Par Raymond Jean-Louis

EN PISTE POUR L’ULTIME ETAPE DE CE DOCUMENTAIRE SPORTIF

Nous sommes donc a la porte de sortie de ce documentaire de football feminin circulant depuis decembre 2021 sur le “boulevard du Cinquantenaire”. Afin d’eviter les couloirs de l’oubli a quelques pas de la ligne d’arrivee, j’ai passe quelques semaines de reflexion dans la loge de ma memoire. D’autant que ce dernier volet touchera notamment un perilleux dossier administratif qui faillit entrainer la “DISPARITION” du football feminin en ete 1999 sur le sol dessalinien.

ETE 1997 A LEOGANE : PARTICIPATION DE LA MARTINIQUE AU TOUNOI ORGANISE PAR ANACAONA FC

C’etait un tournoi de haut niveau reunissant au parc Gerard Christophe les Tigresses de Port-au-Prince, Anacaona de Leogane, Star des Gonaives et une selection de la Martinique. Une grandiose fete de ballon rond a la Cite de la reine Anacaona. Friands de bon football, les Leoganais ont ete bien servis en la circonstance.

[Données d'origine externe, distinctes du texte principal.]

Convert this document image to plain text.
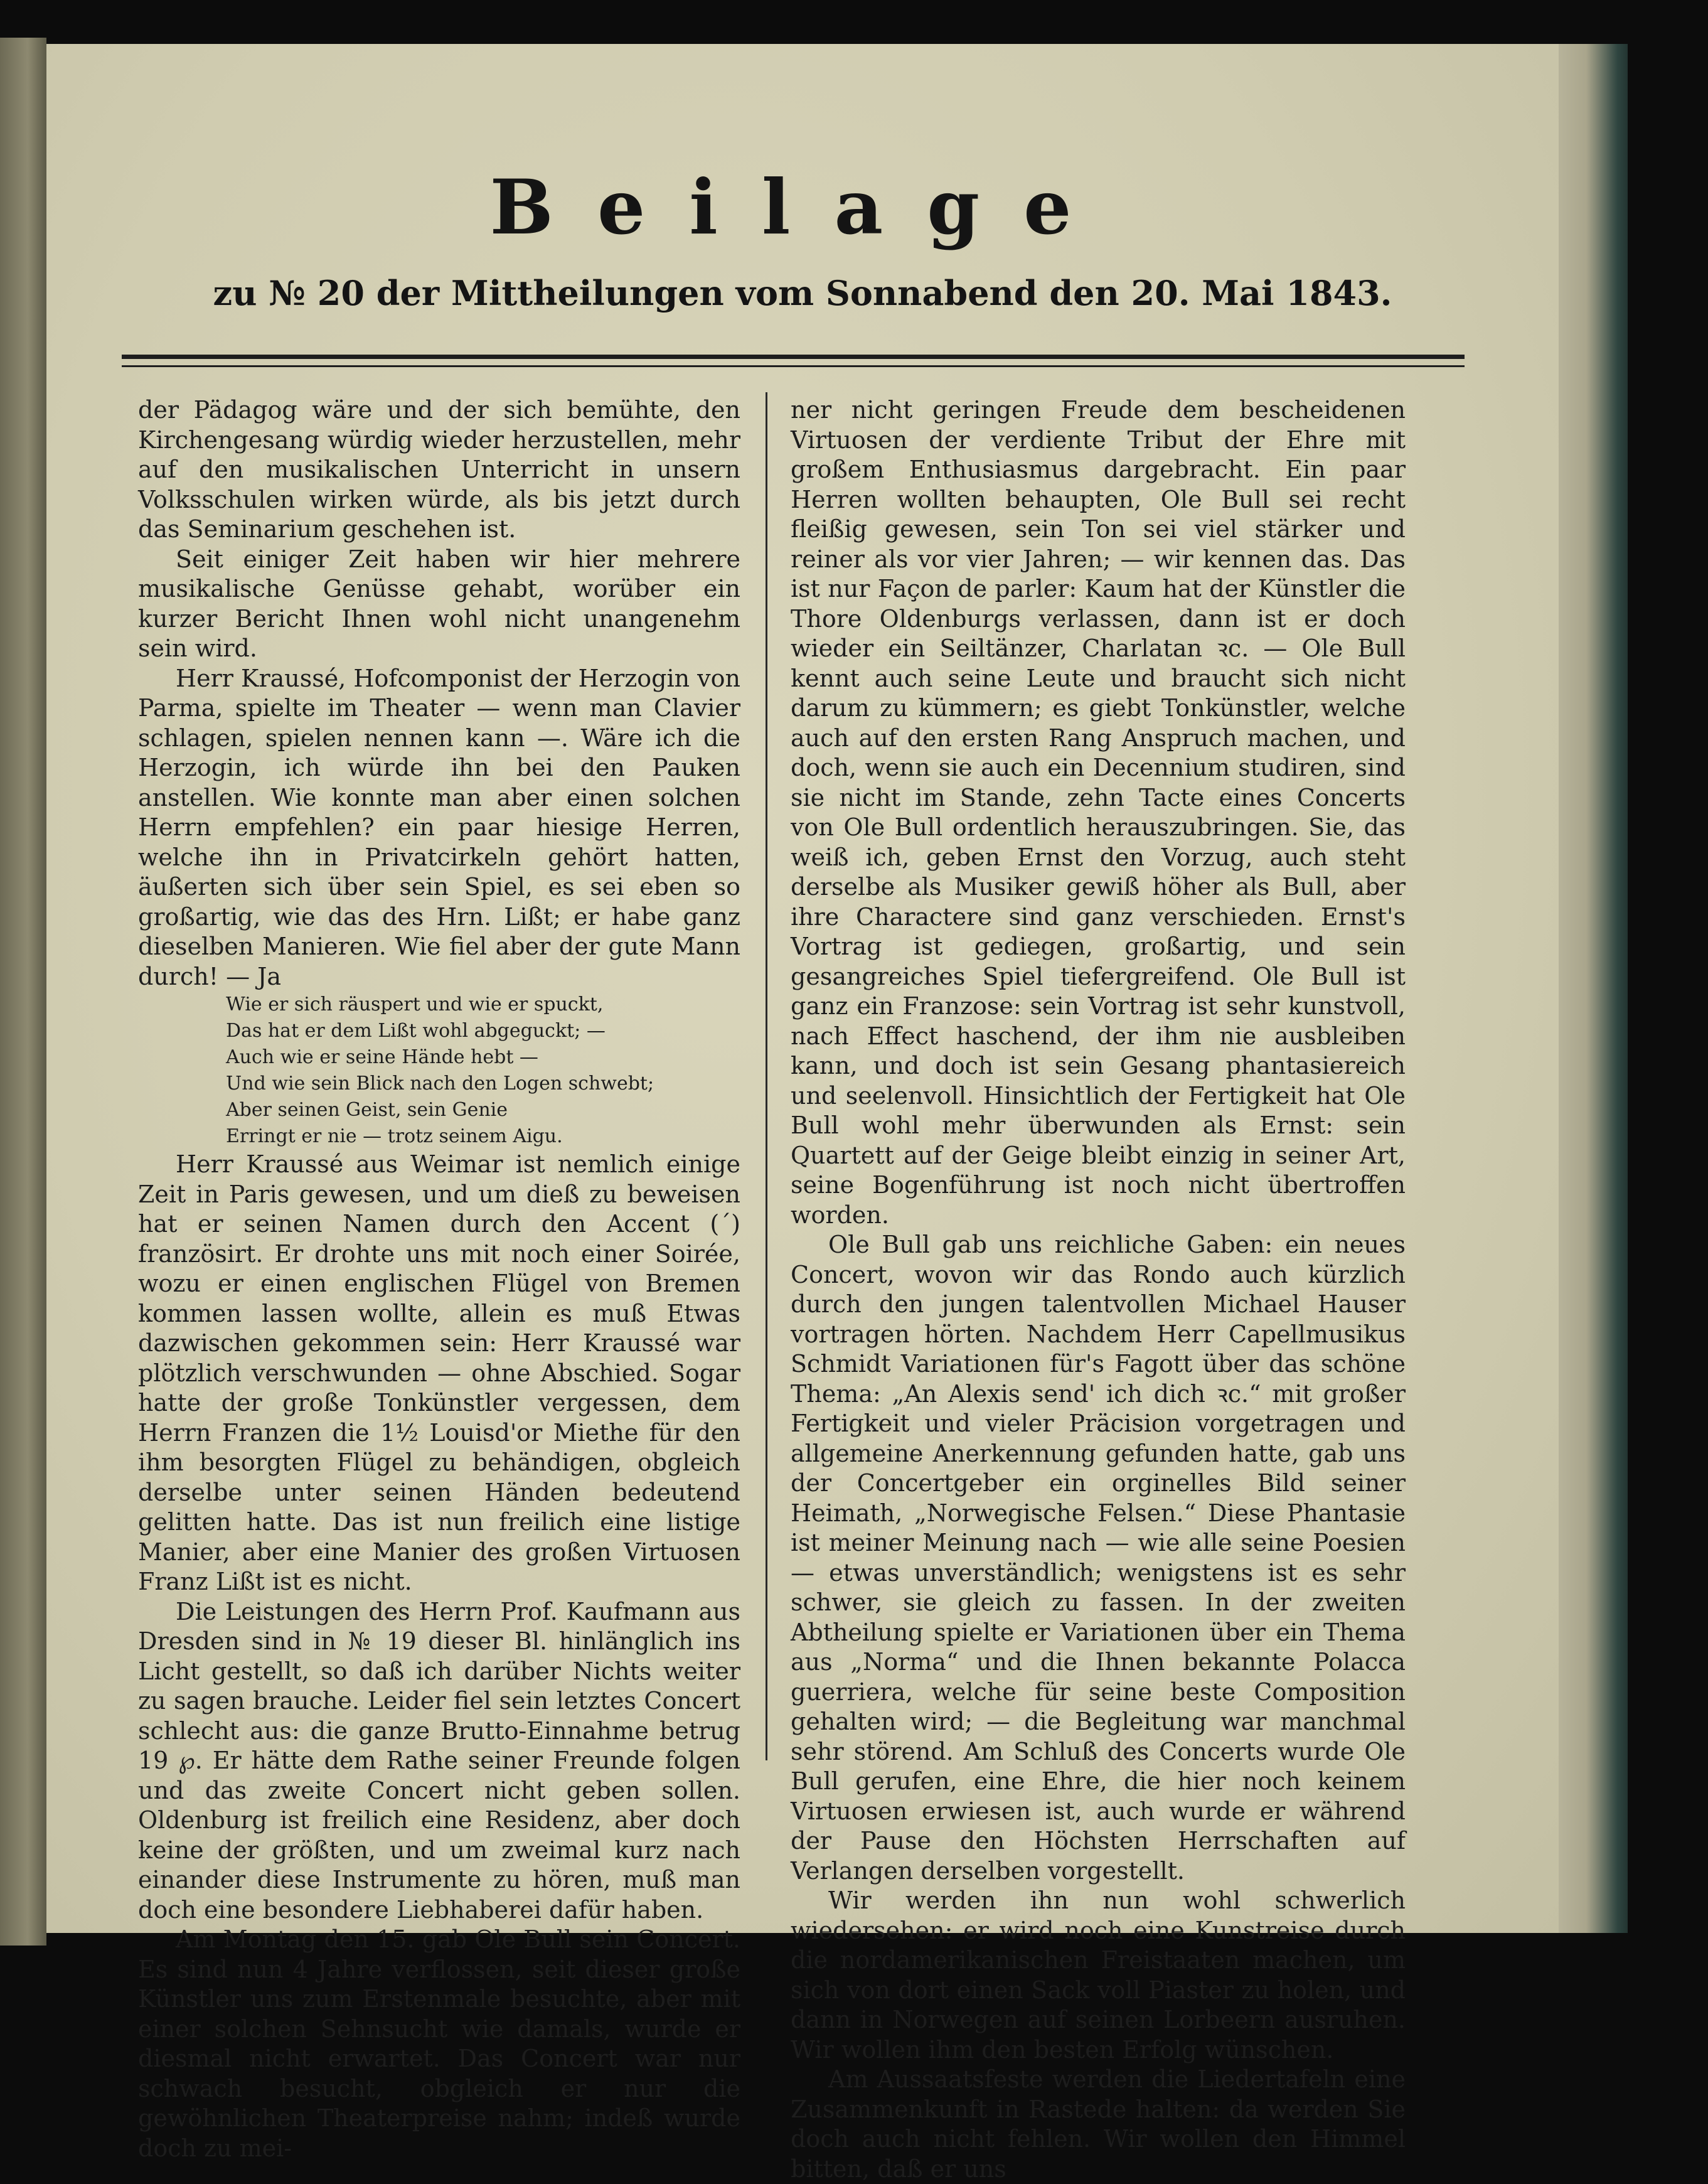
Beilage
zu № 20 der Mittheilungen vom Sonnabend den 20. Mai 1843.

der Pädagog wäre und der sich bemühte, den Kirchengesang würdig wieder herzustellen, mehr auf den musikalischen Unterricht in unsern Volksschulen wirken würde, als bis jetzt durch das Seminarium geschehen ist.

Seit einiger Zeit haben wir hier mehrere musikalische Genüsse gehabt, worüber ein kurzer Bericht Ihnen wohl nicht unangenehm sein wird.

Herr Kraussé, Hofcomponist der Herzogin von Parma, spielte im Theater — wenn man Clavier schlagen, spielen nennen kann —. Wäre ich die Herzogin, ich würde ihn bei den Pauken anstellen. Wie konnte man aber einen solchen Herrn empfehlen? ein paar hiesige Herren, welche ihn in Privatcirkeln gehört hatten, äußerten sich über sein Spiel, es sei eben so großartig, wie das des Hrn. Lißt; er habe ganz dieselben Manieren. Wie fiel aber der gute Mann durch! — Ja

Wie er sich räuspert und wie er spuckt,
Das hat er dem Lißt wohl abgeguckt; —
Auch wie er seine Hände hebt —
Und wie sein Blick nach den Logen schwebt;
Aber seinen Geist, sein Genie
Erringt er nie — trotz seinem Aigu.

Herr Kraussé aus Weimar ist nemlich einige Zeit in Paris gewesen, und um dieß zu beweisen hat er seinen Namen durch den Accent (´) französirt. Er drohte uns mit noch einer Soirée, wozu er einen englischen Flügel von Bremen kommen lassen wollte, allein es muß Etwas dazwischen gekommen sein: Herr Kraussé war plötzlich verschwunden — ohne Abschied. Sogar hatte der große Tonkünstler vergessen, dem Herrn Franzen die 1½ Louisd'or Miethe für den ihm besorgten Flügel zu behändigen, obgleich derselbe unter seinen Händen bedeutend gelitten hatte. Das ist nun freilich eine listige Manier, aber eine Manier des großen Virtuosen Franz Lißt ist es nicht.

Die Leistungen des Herrn Prof. Kaufmann aus Dresden sind in № 19 dieser Bl. hinlänglich ins Licht gestellt, so daß ich darüber Nichts weiter zu sagen brauche. Leider fiel sein letztes Concert schlecht aus: die ganze Brutto-Einnahme betrug 19 ℘. Er hätte dem Rathe seiner Freunde folgen und das zweite Concert nicht geben sollen. Oldenburg ist freilich eine Residenz, aber doch keine der größten, und um zweimal kurz nach einander diese Instrumente zu hören, muß man doch eine besondere Liebhaberei dafür haben.

Am Montag den 15. gab Ole Bull sein Concert. Es sind nun 4 Jahre verflossen, seit dieser große Künstler uns zum Erstenmale besuchte, aber mit einer solchen Sehnsucht wie damals, wurde er diesmal nicht erwartet. Das Concert war nur schwach besucht, obgleich er nur die gewöhnlichen Theaterpreise nahm; indeß wurde doch zu mei-

ner nicht geringen Freude dem bescheidenen Virtuosen der verdiente Tribut der Ehre mit großem Enthusiasmus dargebracht. Ein paar Herren wollten behaupten, Ole Bull sei recht fleißig gewesen, sein Ton sei viel stärker und reiner als vor vier Jahren; — wir kennen das. Das ist nur Façon de parler: Kaum hat der Künstler die Thore Oldenburgs verlassen, dann ist er doch wieder ein Seiltänzer, Charlatan ꝛc. — Ole Bull kennt auch seine Leute und braucht sich nicht darum zu kümmern; es giebt Tonkünstler, welche auch auf den ersten Rang Anspruch machen, und doch, wenn sie auch ein Decennium studiren, sind sie nicht im Stande, zehn Tacte eines Concerts von Ole Bull ordentlich herauszubringen. Sie, das weiß ich, geben Ernst den Vorzug, auch steht derselbe als Musiker gewiß höher als Bull, aber ihre Charactere sind ganz verschieden. Ernst's Vortrag ist gediegen, großartig, und sein gesangreiches Spiel tiefergreifend. Ole Bull ist ganz ein Franzose: sein Vortrag ist sehr kunstvoll, nach Effect haschend, der ihm nie ausbleiben kann, und doch ist sein Gesang phantasiereich und seelenvoll. Hinsichtlich der Fertigkeit hat Ole Bull wohl mehr überwunden als Ernst: sein Quartett auf der Geige bleibt einzig in seiner Art, seine Bogenführung ist noch nicht übertroffen worden.

Ole Bull gab uns reichliche Gaben: ein neues Concert, wovon wir das Rondo auch kürzlich durch den jungen talentvollen Michael Hauser vortragen hörten. Nachdem Herr Capellmusikus Schmidt Variationen für's Fagott über das schöne Thema: „An Alexis send' ich dich ꝛc.“ mit großer Fertigkeit und vieler Präcision vorgetragen und allgemeine Anerkennung gefunden hatte, gab uns der Concertgeber ein orginelles Bild seiner Heimath, „Norwegische Felsen.“ Diese Phantasie ist meiner Meinung nach — wie alle seine Poesien — etwas unverständlich; wenigstens ist es sehr schwer, sie gleich zu fassen. In der zweiten Abtheilung spielte er Variationen über ein Thema aus „Norma“ und die Ihnen bekannte Polacca guerriera, welche für seine beste Composition gehalten wird; — die Begleitung war manchmal sehr störend. Am Schluß des Concerts wurde Ole Bull gerufen, eine Ehre, die hier noch keinem Virtuosen erwiesen ist, auch wurde er während der Pause den Höchsten Herrschaften auf Verlangen derselben vorgestellt.

Wir werden ihn nun wohl schwerlich wiedersehen: er wird noch eine Kunstreise durch die nordamerikanischen Freistaaten machen, um sich von dort einen Sack voll Piaster zu holen, und dann in Norwegen auf seinen Lorbeern ausruhen. Wir wollen ihm den besten Erfolg wünschen.

Am Aussaatsfeste werden die Liedertafeln eine Zusammenkunft in Rastede halten: da werden Sie doch auch nicht fehlen. Wir wollen den Himmel bitten, daß er uns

Au niveau de la reception des equipes invitees, les dirigeants leoganais avaient tout prevu. La delegation martiniquaise a sejourne au local des Freres de l’Instruction Chretienne, tandis que celle des Gonaives a ete heberge a l’hotel Macaya de CA-IRA (la populaire plage de Leogane). Tout au long de leur sejour, les dirigeants et les joueuses de ces deux delegations ont mis l’accent sur l’encadrement de leurs hotes et la sportivite du public leoganais.

Organisatrice du tournoi de la Rennaissance a deux reprises, Anacaona a place la barre plus haut en 1997 pour offrir ce plat sportif international au public haitien. Au parc Gerard Christophe, le spectacle produit par les actrices s’accordait avec la passion des fans qui enfanterent des boucans de joie. C’etait le plus prestigieux concert sportif organise jusque-la dans cette ville.

Comme il fallait s’y attendre, ce furent les deux grandes rivales des annees 90 au niveau national, Tigresses et Anacaona, qui animerent le dernier rendez-vous de ce tournoi. Un passionnant choc mettant aux prises des fauves et une “reine en ballon” qui dominerent la ronde des distinctions a cette epoque dans le cadre des competitions nationales.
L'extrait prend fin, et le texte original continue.